A Associação Brasileira de Planos de Saúde (Abramge) representa mais de 100 operadoras. Juntas, elas atendem cerca de 20 milhões de beneficiários de planos médicos e odontológicos.
*Análise: Edmond Barras

Paciente é quem arca com as piores consequências

Vários estudos no Brasil e no exterior já mostraram que parte das cirurgias feitas todos os dias não é necessária. Entre 2011 e 2015, uma parceria entre a Bradesco Saúde e o Hospital Israelita Albert Einstein buscou avaliar a real necessidade de intervenção cirúrgica em 2,8 mil pacientes com problemas na coluna que receberam essa recomendação médica.
Todos os casos que chegavam até a operadora eram encaminhados para uma comissão médica para uma segunda opinião. Em 58% dos casos, a comissão chegou à conclusão de que a operação era desnecessária porque o problema poderia ser solucionado com tratamento clínico. Se tivessem sido realizadas, essas 2,8 mil cirurgias custariam R$ 134 milhões. Separados apenas os pacientes que realmente precisavam, a despesa foi de R$ 32 milhões, uma economia de mais de R$ 100 milhões.

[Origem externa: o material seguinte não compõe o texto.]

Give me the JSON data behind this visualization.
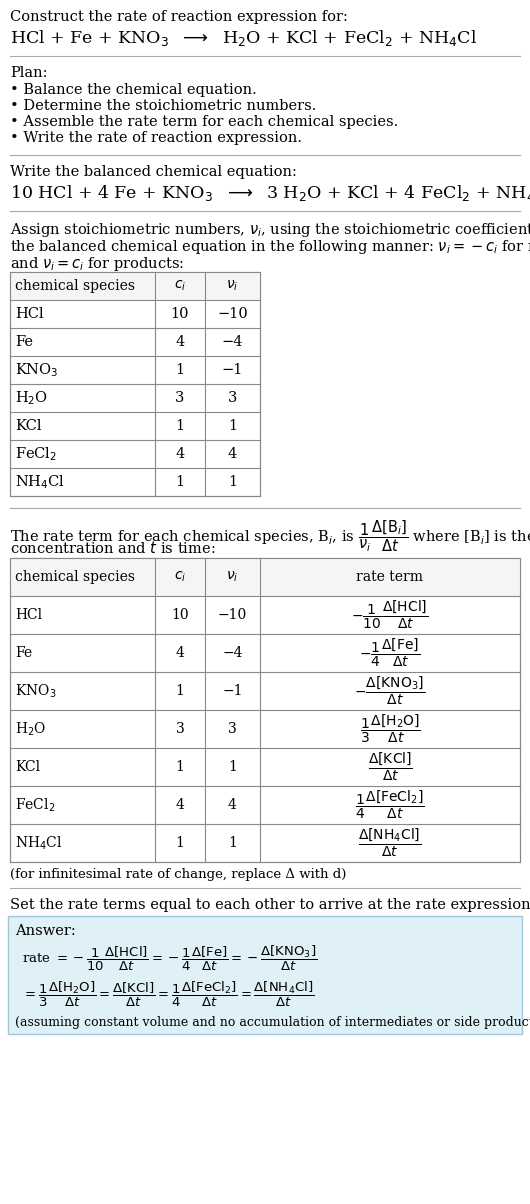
{
  "title_text": "Construct the rate of reaction expression for:",
  "plan_header": "Plan:",
  "plan_items": [
    "Balance the chemical equation.",
    "Determine the stoichiometric numbers.",
    "Assemble the rate term for each chemical species.",
    "Write the rate of reaction expression."
  ],
  "section2_header": "Write the balanced chemical equation:",
  "section3_intro": "Assign stoichiometric numbers, $\\nu_i$, using the stoichiometric coefficients, $c_i$, from\nthe balanced chemical equation in the following manner: $\\nu_i = -c_i$ for reactants\nand $\\nu_i = c_i$ for products:",
  "table1_cols": [
    "chemical species",
    "$c_i$",
    "$\\nu_i$"
  ],
  "table1_data": [
    [
      "HCl",
      "10",
      "−10"
    ],
    [
      "Fe",
      "4",
      "−4"
    ],
    [
      "KNO$_3$",
      "1",
      "−1"
    ],
    [
      "H$_2$O",
      "3",
      "3"
    ],
    [
      "KCl",
      "1",
      "1"
    ],
    [
      "FeCl$_2$",
      "4",
      "4"
    ],
    [
      "NH$_4$Cl",
      "1",
      "1"
    ]
  ],
  "section4_intro_p1": "The rate term for each chemical species, B",
  "section4_intro_p2": ", is ",
  "section4_intro_p3": " where [B",
  "section4_intro_p4": "] is the amount\nconcentration and ",
  "section4_intro_p5": " is time:",
  "table2_cols": [
    "chemical species",
    "$c_i$",
    "$\\nu_i$",
    "rate term"
  ],
  "table2_data": [
    [
      "HCl",
      "10",
      "−10",
      "$-\\dfrac{1}{10}\\dfrac{\\Delta[\\mathrm{HCl}]}{\\Delta t}$"
    ],
    [
      "Fe",
      "4",
      "−4",
      "$-\\dfrac{1}{4}\\dfrac{\\Delta[\\mathrm{Fe}]}{\\Delta t}$"
    ],
    [
      "KNO$_3$",
      "1",
      "−1",
      "$-\\dfrac{\\Delta[\\mathrm{KNO_3}]}{\\Delta t}$"
    ],
    [
      "H$_2$O",
      "3",
      "3",
      "$\\dfrac{1}{3}\\dfrac{\\Delta[\\mathrm{H_2O}]}{\\Delta t}$"
    ],
    [
      "KCl",
      "1",
      "1",
      "$\\dfrac{\\Delta[\\mathrm{KCl}]}{\\Delta t}$"
    ],
    [
      "FeCl$_2$",
      "4",
      "4",
      "$\\dfrac{1}{4}\\dfrac{\\Delta[\\mathrm{FeCl_2}]}{\\Delta t}$"
    ],
    [
      "NH$_4$Cl",
      "1",
      "1",
      "$\\dfrac{\\Delta[\\mathrm{NH_4Cl}]}{\\Delta t}$"
    ]
  ],
  "infinitesimal_note": "(for infinitesimal rate of change, replace Δ with d)",
  "section5_header": "Set the rate terms equal to each other to arrive at the rate expression:",
  "answer_label": "Answer:",
  "answer_note": "(assuming constant volume and no accumulation of intermediates or side products)",
  "bg_color": "#ffffff",
  "answer_bg": "#dff0f7",
  "answer_border": "#a0c8d8",
  "table_border": "#888888",
  "table_header_bg": "#f0f0f0",
  "line_color": "#aaaaaa"
}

Muito além da questão econômica, é o paciente quem costuma arcar com as piores consequências de uma cirurgia feita sem necessidade. Por melhor que seja a técnica, se uma operação é feita de forma desnecessária, o resultado será ruim. O paciente fica sujeito à piora do quadro clínico, maiores dores, incapacidade, além de infecções e riscos inerentes a qualquer procedimento cirúrgico. Acredito que as federações que congregam as operadoras de planos de saúde, os hospitais privados e as sociedades médicas deveriam se unir para estabelecer diretrizes sérias de conduta pensando sempre no melhor para os seus clientes e pacientes.
* Edmond Barras – É CIRURGIÃO DE COLUNA DO HOSPITAL BENEFICÊNCIA PORTUGUESA.